Antidepressants Do More Harm Than Good
Antidepressants do patients more harm than good, according to a new study.
The researchers at McMaster University, Canada, examined previous studies about the effects of antidepressants and found that harmful side effects of commonly prescribed antidepressants can include stroke and premature death and far outweigh the minimal benefits
"We need to be much more cautious about the widespread use of these drugs," says Paul Andrews, evolutionary biologist at McMaster, who led the study. "It's important because millions of people are prescribed anti-depressants every year, and the conventional wisdom about these drugs is that they are safe and effective."
Antidepressants are designed to ease depression by increasing the level of serotonin, a mood regulator that contributes to feelings of well-being and happiness.
The vast majority of serotonin that the body produces, though, is used for other purposes, including digestion, forming blood clot at wound sites, reproduction and development.
Andrews and his colleagues found that antidepressants hinder serotonin regulation and can cause developmental problems in infants, problems with sexual stimulation, sperm development, digestive problems such as diarrhoea, constipation, indigestion, bloating, abnormal bleeding and heart ailments in the elderly.

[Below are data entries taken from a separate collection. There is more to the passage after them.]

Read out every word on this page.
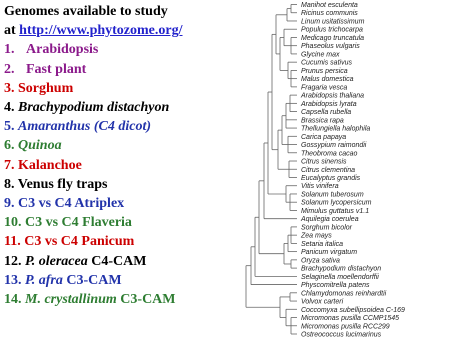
Manihot esculenta
Ricinus communis
Linum usitatissimum
Populus trichocarpa
Medicago truncatula
Phaseolus vulgaris
Glycine max
Cucumis sativus
Prunus persica
Malus domestica
Fragaria vesca
Arabidopsis thaliana
Arabidopsis lyrata
Capsella rubella
Brassica rapa
Thellungiella halophila
Carica papaya
Gossypium raimondii
Theobroma cacao
Citrus sinensis
Citrus clementina
Eucalyptus grandis
Vitis vinifera
Solanum tuberosum
Solanum lycopersicum
Mimulus guttatus v1.1
Aquilegia coerulea
Sorghum bicolor
Zea mays
Setaria italica
Panicum virgatum
Oryza sativa
Brachypodium distachyon
Selaginella moellendorffii
Physcomitrella patens
Chlamydomonas reinhardtii
Volvox carteri
Coccomyxa subellipsoidea C-169
Micromonas pusilla CCMP1545
Micromonas pusilla RCC299
Ostreococcus lucimarinus
Genomes available to study
at http://www.phytozome.org/
1. Arabidopsis
2. Fast plant
3. Sorghum
4. Brachypodium distachyon
5. Amaranthus (C4 dicot)
6. Quinoa
7. Kalanchoe
8. Venus fly traps
9. C3 vs C4 Atriplex
10. C3 vs C4 Flaveria
11. C3 vs C4 Panicum
12. P. oleracea C4-CAM
13. P. afra C3-CAM
14. M. crystallinum C3-CAM
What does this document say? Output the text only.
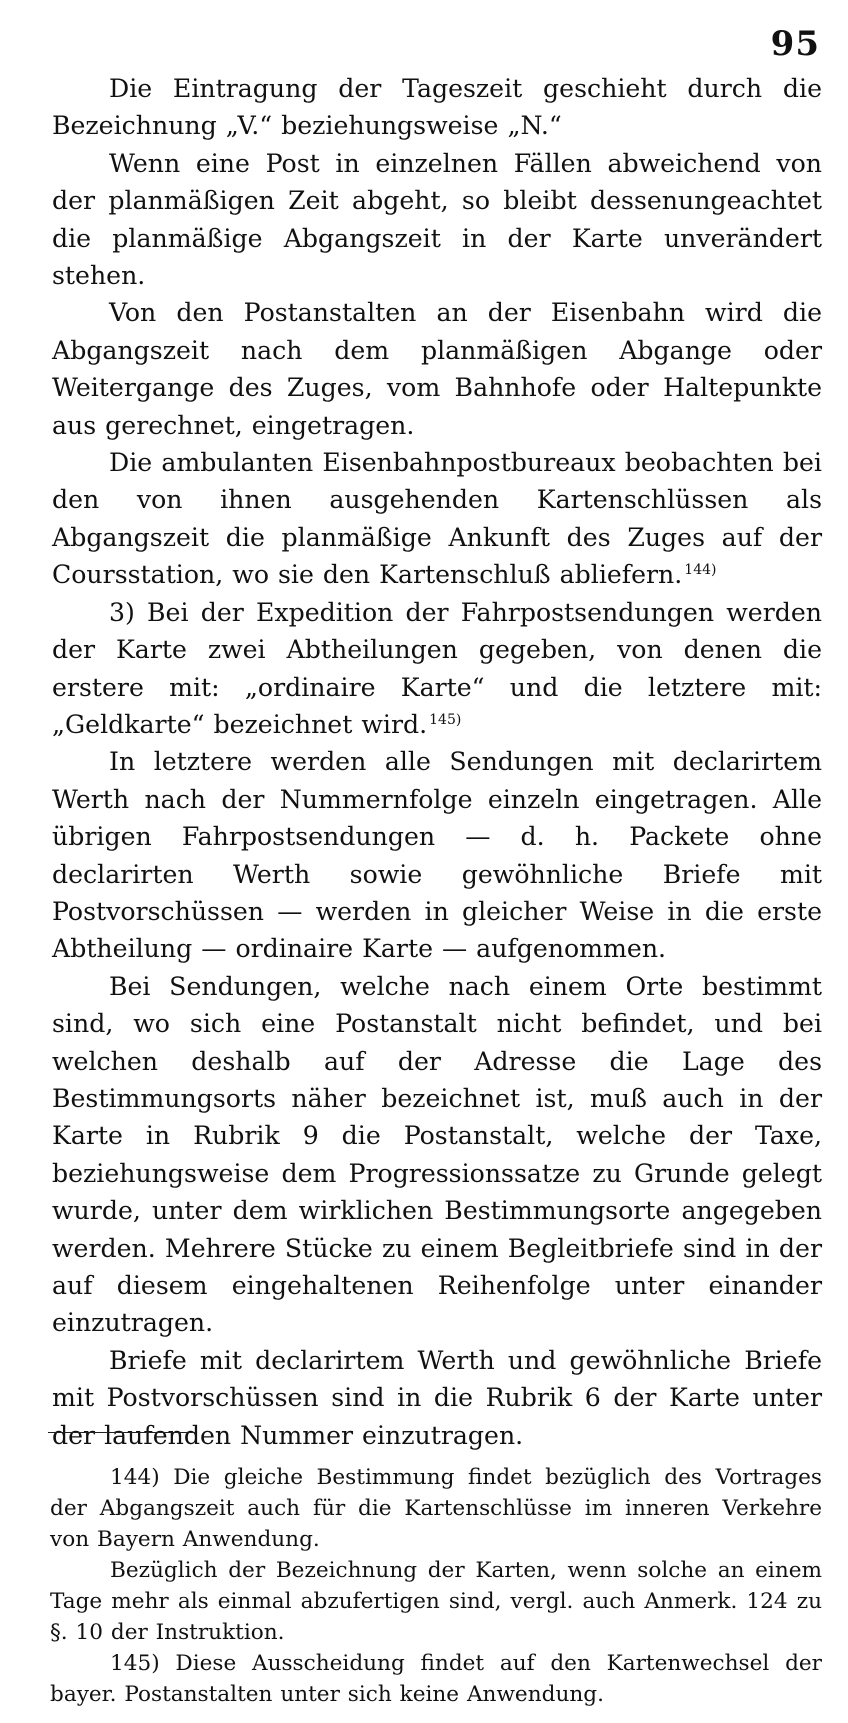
95

Die Eintragung der Tageszeit geschieht durch die Bezeichnung „V.“ beziehungsweise „N.“

Wenn eine Post in einzelnen Fällen abweichend von der planmäßigen Zeit abgeht, so bleibt dessenungeachtet die planmäßige Abgangszeit in der Karte unverändert stehen.

Von den Postanstalten an der Eisenbahn wird die Abgangszeit nach dem planmäßigen Abgange oder Weitergange des Zuges, vom Bahnhofe oder Haltepunkte aus gerechnet, eingetragen.

Die ambulanten Eisenbahnpostbureaux beobachten bei den von ihnen ausgehenden Kartenschlüssen als Abgangszeit die planmäßige Ankunft des Zuges auf der Coursstation, wo sie den Kartenschluß abliefern. $^{144)}$

3) Bei der Expedition der Fahrpostsendungen werden der Karte zwei Abtheilungen gegeben, von denen die erstere mit: „ordinaire Karte“ und die letztere mit: „Geldkarte“ bezeichnet wird. $^{145)}$

In letztere werden alle Sendungen mit declarirtem Werth nach der Nummernfolge einzeln eingetragen. Alle übrigen Fahrpostsendungen — d. h. Packete ohne declarirten Werth sowie gewöhnliche Briefe mit Postvorschüssen — werden in gleicher Weise in die erste Abtheilung — ordinaire Karte — aufgenommen.

Bei Sendungen, welche nach einem Orte bestimmt sind, wo sich eine Postanstalt nicht befindet, und bei welchen deshalb auf der Adresse die Lage des Bestimmungsorts näher bezeichnet ist, muß auch in der Karte in Rubrik 9 die Postanstalt, welche der Taxe, beziehungsweise dem Progressionssatze zu Grunde gelegt wurde, unter dem wirklichen Bestimmungsorte angegeben werden. Mehrere Stücke zu einem Begleitbriefe sind in der auf diesem eingehaltenen Reihenfolge unter einander einzutragen.

Briefe mit declarirtem Werth und gewöhnliche Briefe mit Postvorschüssen sind in die Rubrik 6 der Karte unter der laufenden Nummer einzutragen.

144) Die gleiche Bestimmung findet bezüglich des Vortrages der Abgangszeit auch für die Kartenschlüsse im inneren Verkehre von Bayern Anwendung.

Bezüglich der Bezeichnung der Karten, wenn solche an einem Tage mehr als einmal abzufertigen sind, vergl. auch Anmerk. 124 zu §. 10 der Instruktion.

145) Diese Ausscheidung findet auf den Kartenwechsel der bayer. Postanstalten unter sich keine Anwendung.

The authors reviewed three recent studies showing that elderly antidepressant users are more likely to die than non-users, even after taking other important variables into account. The higher death rates show that the overall effect of these drugs on the body is more harmful than beneficial.
"Serotonin is intimately regulating many different processes in the body, and when you interfere with these things you can expect, from an evolutionary perspective, that it's going to cause some harm," says Andrews.
The study was published in journal Frontiers in Psychology on Tuesday.